Złe czyny ludzi wciąż żyją i żyją

Złe czyny ludzi wciąż żyją i żyją

 

Ognisty krąg, mój chrzest radości już bliski końca

Siódme jagnię uśmiercone

Księga życia otwiera się przede mną

Lecz ja będę się modlił za ciebie

I być może kiedyś powrócę

Dla ciebie mógłbym umrzeć

Na tamtym świecie się nauczę

 

Siódmy Syn Siódmego Syna (Seventh Son Of A Seventh Son)
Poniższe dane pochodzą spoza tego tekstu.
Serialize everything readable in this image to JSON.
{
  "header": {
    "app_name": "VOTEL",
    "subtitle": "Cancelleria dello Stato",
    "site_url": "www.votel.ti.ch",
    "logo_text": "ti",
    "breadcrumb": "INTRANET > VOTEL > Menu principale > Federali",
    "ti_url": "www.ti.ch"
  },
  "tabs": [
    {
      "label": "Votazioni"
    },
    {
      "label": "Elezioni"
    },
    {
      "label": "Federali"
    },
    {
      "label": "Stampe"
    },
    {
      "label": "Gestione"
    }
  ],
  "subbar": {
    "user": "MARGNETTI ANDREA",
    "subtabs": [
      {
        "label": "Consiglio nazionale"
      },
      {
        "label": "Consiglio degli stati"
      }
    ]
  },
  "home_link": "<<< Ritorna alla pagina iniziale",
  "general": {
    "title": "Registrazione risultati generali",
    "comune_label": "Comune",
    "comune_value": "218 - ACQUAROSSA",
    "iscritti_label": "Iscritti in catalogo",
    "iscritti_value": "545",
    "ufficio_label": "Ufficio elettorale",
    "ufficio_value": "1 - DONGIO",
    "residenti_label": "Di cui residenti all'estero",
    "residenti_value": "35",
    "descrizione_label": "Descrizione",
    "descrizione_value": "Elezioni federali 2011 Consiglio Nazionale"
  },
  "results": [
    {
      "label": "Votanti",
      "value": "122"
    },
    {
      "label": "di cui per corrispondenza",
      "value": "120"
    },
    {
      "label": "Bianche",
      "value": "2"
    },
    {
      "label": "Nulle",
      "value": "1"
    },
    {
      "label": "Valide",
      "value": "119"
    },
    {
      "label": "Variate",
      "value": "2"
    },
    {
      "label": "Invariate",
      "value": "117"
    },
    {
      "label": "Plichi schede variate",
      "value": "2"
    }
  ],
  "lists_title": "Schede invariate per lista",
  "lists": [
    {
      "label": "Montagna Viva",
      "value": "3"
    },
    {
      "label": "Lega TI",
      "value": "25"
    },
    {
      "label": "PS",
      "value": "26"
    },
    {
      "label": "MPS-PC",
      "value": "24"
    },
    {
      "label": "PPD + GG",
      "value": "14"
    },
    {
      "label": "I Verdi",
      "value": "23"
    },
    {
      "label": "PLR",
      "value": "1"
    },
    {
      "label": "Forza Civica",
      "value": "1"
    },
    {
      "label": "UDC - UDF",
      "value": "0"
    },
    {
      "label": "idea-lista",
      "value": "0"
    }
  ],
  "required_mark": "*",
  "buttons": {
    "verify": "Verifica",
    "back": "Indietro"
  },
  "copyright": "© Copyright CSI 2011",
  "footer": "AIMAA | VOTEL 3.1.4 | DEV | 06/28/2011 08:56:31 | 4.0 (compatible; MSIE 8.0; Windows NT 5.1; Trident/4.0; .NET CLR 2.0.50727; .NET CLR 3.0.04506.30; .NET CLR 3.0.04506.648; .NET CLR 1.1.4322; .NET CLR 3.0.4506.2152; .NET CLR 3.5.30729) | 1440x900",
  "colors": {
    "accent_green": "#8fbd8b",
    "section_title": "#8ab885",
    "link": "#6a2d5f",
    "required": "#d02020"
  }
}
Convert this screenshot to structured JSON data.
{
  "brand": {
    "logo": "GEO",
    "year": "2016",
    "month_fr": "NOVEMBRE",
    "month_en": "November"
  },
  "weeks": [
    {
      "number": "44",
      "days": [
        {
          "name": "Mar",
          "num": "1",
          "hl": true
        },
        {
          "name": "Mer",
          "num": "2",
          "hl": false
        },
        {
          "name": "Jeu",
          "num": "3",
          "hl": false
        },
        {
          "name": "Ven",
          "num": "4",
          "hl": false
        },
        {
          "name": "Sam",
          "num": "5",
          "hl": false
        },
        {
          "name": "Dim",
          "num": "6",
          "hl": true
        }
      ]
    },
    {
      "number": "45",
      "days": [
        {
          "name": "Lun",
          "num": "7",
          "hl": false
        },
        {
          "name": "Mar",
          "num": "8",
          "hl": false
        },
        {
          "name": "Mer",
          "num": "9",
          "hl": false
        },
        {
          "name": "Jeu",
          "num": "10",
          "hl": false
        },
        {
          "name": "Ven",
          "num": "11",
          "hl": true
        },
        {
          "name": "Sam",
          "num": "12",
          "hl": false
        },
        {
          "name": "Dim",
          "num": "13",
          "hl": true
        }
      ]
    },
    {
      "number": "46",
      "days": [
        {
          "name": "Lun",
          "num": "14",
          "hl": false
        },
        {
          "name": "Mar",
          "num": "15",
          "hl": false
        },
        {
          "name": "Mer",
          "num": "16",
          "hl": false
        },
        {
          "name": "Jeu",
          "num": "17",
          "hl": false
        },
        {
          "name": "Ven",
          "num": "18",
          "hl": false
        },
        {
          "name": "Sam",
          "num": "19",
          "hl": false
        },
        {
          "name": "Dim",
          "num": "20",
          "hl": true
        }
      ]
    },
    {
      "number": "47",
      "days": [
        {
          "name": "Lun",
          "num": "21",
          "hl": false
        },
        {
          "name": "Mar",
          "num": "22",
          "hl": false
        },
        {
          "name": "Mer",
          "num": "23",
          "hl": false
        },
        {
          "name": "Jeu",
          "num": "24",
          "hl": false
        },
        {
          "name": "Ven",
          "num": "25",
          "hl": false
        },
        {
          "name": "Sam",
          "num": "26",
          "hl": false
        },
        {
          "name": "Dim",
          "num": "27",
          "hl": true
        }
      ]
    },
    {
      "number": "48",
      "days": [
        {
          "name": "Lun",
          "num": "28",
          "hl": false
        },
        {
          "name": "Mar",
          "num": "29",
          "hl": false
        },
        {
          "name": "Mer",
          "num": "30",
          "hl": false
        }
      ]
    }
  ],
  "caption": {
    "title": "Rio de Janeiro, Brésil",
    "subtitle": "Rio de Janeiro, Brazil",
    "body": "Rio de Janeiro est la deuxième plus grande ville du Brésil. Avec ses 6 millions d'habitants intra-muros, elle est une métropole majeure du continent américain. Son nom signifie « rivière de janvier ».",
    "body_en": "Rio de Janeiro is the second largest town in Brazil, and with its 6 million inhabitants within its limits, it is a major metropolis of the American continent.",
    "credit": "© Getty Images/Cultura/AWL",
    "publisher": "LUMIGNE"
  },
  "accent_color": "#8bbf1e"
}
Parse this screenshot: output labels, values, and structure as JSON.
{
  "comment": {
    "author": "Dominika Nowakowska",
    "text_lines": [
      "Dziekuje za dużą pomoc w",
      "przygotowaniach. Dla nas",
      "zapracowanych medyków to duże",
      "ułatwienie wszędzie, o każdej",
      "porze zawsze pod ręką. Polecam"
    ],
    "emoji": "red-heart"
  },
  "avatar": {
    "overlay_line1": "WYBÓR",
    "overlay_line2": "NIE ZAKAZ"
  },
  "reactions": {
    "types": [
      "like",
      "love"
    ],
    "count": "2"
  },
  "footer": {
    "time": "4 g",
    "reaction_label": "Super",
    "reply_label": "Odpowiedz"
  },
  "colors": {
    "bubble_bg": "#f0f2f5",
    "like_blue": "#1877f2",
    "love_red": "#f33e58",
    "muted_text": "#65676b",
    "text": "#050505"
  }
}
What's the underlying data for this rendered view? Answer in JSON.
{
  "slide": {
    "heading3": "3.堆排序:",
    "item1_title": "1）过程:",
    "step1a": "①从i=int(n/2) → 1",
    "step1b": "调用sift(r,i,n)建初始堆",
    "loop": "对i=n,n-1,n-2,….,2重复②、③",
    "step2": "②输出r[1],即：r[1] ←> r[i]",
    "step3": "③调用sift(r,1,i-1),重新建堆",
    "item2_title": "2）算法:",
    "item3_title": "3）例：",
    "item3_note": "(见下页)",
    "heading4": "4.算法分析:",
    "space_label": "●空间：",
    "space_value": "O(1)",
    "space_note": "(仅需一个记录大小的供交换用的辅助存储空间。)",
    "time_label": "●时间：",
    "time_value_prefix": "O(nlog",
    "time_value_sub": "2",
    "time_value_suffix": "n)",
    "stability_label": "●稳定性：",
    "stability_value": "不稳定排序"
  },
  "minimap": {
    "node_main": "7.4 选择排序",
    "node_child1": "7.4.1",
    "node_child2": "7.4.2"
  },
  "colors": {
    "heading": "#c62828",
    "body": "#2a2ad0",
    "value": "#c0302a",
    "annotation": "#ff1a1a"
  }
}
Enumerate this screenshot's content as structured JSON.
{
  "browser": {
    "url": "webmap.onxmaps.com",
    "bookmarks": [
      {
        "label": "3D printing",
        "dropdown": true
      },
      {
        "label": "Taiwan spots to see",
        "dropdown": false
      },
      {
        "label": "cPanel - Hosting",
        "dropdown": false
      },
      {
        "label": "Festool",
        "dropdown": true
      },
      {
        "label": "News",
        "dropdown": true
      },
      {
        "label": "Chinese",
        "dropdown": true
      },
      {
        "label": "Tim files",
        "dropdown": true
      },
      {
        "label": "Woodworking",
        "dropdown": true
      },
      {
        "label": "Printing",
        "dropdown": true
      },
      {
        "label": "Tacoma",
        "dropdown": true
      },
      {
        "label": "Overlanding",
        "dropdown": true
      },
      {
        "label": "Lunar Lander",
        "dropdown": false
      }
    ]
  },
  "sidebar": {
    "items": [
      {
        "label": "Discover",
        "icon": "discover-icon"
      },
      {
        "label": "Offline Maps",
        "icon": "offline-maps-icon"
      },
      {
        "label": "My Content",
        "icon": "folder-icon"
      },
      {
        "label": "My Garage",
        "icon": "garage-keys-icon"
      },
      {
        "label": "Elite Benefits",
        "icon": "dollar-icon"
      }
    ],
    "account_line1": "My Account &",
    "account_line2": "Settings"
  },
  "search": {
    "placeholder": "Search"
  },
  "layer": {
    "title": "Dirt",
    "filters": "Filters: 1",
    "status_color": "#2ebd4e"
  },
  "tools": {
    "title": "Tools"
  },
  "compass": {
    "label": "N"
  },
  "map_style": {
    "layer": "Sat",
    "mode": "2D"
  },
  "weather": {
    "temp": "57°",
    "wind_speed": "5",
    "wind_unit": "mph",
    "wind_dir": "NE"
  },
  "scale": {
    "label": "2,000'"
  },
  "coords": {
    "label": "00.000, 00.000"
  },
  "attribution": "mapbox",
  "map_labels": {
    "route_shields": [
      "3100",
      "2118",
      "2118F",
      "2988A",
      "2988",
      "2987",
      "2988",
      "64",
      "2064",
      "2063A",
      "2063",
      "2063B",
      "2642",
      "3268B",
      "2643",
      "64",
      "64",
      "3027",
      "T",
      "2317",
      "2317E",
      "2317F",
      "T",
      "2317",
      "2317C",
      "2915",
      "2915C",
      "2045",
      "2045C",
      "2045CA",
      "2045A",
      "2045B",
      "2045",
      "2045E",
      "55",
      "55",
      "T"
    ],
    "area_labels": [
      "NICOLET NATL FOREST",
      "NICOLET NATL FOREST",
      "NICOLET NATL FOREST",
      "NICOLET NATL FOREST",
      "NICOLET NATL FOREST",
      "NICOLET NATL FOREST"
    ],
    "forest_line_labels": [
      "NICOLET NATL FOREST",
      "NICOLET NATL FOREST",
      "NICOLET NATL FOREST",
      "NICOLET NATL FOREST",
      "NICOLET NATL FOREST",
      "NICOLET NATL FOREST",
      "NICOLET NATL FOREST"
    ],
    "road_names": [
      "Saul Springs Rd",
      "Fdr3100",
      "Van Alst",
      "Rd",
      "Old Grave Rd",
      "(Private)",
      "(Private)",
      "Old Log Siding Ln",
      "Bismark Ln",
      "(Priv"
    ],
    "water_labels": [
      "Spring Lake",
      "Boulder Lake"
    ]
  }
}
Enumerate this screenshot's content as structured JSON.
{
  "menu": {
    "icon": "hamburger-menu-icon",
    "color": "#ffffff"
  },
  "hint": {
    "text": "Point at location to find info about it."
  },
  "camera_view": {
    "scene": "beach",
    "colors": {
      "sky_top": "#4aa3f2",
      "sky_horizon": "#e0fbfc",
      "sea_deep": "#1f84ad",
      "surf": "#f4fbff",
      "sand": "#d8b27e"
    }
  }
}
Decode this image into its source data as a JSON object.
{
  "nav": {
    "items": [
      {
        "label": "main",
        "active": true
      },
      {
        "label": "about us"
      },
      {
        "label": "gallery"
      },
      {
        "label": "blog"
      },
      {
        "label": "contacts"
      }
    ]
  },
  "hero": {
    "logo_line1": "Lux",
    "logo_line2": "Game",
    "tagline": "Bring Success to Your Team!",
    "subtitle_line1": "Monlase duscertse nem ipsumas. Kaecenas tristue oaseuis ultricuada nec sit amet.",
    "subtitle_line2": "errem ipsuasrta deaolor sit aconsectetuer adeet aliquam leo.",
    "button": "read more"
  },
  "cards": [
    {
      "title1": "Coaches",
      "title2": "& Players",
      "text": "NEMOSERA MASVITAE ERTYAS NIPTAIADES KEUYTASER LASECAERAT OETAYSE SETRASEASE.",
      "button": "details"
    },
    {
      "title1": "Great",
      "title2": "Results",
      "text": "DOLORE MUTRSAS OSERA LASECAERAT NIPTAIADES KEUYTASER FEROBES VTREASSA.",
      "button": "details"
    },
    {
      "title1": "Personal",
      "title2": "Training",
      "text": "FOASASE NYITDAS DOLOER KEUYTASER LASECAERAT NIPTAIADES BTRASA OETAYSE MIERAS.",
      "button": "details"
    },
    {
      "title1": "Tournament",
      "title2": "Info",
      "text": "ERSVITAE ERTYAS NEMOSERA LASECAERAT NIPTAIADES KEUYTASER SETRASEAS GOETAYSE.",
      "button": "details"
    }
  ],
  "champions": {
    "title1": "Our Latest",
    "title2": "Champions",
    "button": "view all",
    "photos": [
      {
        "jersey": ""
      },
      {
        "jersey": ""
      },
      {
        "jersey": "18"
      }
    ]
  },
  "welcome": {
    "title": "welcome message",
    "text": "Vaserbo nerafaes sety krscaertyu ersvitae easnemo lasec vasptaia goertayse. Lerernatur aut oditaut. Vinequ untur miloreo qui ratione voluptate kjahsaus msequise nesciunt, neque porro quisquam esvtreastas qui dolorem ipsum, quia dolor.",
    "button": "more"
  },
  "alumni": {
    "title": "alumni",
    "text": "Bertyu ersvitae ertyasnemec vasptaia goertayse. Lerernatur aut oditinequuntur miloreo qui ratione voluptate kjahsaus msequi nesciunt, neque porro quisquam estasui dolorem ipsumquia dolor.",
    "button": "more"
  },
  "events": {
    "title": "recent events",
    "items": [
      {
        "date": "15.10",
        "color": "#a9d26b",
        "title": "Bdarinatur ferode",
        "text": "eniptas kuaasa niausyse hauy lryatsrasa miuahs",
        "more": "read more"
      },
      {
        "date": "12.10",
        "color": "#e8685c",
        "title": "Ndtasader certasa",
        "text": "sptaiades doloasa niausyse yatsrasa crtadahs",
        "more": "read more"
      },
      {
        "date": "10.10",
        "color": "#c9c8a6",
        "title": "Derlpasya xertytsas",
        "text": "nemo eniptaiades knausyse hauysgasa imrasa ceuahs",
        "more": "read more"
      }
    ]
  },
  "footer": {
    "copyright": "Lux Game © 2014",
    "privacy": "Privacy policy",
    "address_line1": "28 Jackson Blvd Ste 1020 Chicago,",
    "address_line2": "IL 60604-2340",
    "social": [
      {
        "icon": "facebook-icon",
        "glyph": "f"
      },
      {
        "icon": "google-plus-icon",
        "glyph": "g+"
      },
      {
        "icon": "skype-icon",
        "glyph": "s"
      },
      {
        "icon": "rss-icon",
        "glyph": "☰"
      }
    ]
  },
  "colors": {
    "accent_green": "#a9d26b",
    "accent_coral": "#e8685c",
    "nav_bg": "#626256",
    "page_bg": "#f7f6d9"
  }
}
Oto stoją, bracia oni wszyscy

Wszyscy synowie, w jedności ich siła

Kolejny syn oczekiwany

Siódmy z kolei, boski, wybrany

 

Z nieprzerwanej linii to narodziny

Poczęty uzdrowiciel, siódmy, jego godzina

Jego życie się rozgrywa, nieświadomy błogosławieństwa

Powoli potęgę swą odkrywa

 

Siódmy syn siódmego syna

Siódmy syn siódmego syna

Siódmy syn siódmego syna

Siódmy syn siódmego syna

 

Obserwują postęp jaki robi

Dobro czy Zło – z której zejdzie drogi?

Oboje próbują jakoś sterować

Jego siłami, nim będą żałować

 

Siódmy syn siódmego syna

Siódmy syn siódmego syna

Siódmy syn siódmego syna

Siódmy syn siódmego syna

 

Siódmy z kolei rodzi się dziś

Z kobiety zrodzony siódmy to syn

On też siódmego syna jest syn

By uzdrawiać ma w sobie moc

Posiada też przepowiadania dar

On został wybrany

Tak będzie zapisane

I tak też się stanie

 

Proroctwo (The Prophecy)

 

Teraz gdy nadszedł właściwy moment

Moje przeczucie okaże się prawdą

Nadciąga zgubna katastrofa

Cała wioska na zagładę skazana

Dlaczego mnie nie słuchacie?

Czy tak trudno wam pojąć, że

Ja jestem prawdziwym siódmym synem?

W moich rękach wasze życie i śmierć

 

Cierpienie i ból, bliski jest dramat

Płaczące dusze i śmiech szatana

Słyszałem świstów siedem

Lucyfer się uśmiecha, spogląda czeka

 

Wezmę w swoje ręce wasze życie

Wasz los i wasze szczęście w moich są wizjach

Tylko na me słowa zważcie

A ujrzycie, co przyszłość niesie

Proszę mnie wysłuchajcie

 

Kiedy tragedia się wreszcie dokonała

Całą winę na mnie zrzucają

Myślą, że to ja sprowadziłem klątwę

Nie wiedzą jednak, że katusze

Będą cierpieć, krocząc w samotności

Oczami przyszłości patrzę

Oni nawet nie wiedzą, że to na mnie padło przekleństwo

Czyściec przygarnia zbłąkane dusze na wieki

Niebo w drugim wcieleniu i życie po śmierci

Znów usłyszałem siedem świstów

Lucyfer się śmieje, piekło wita

 

Miałem ich życie w swoich rękach

Ich los i ich szczęście w swoich wizjach

Nikt nie uwierzył w moje proroctwo

A teraz jest już za późno

 

Jasnowidz (The Clairvoyant)

Czuję pot na skroniach

Czy to ja czy cienie

Tańczą jak na ścianach?

Czy to sen, czy wszystko naprawdę się dzieje?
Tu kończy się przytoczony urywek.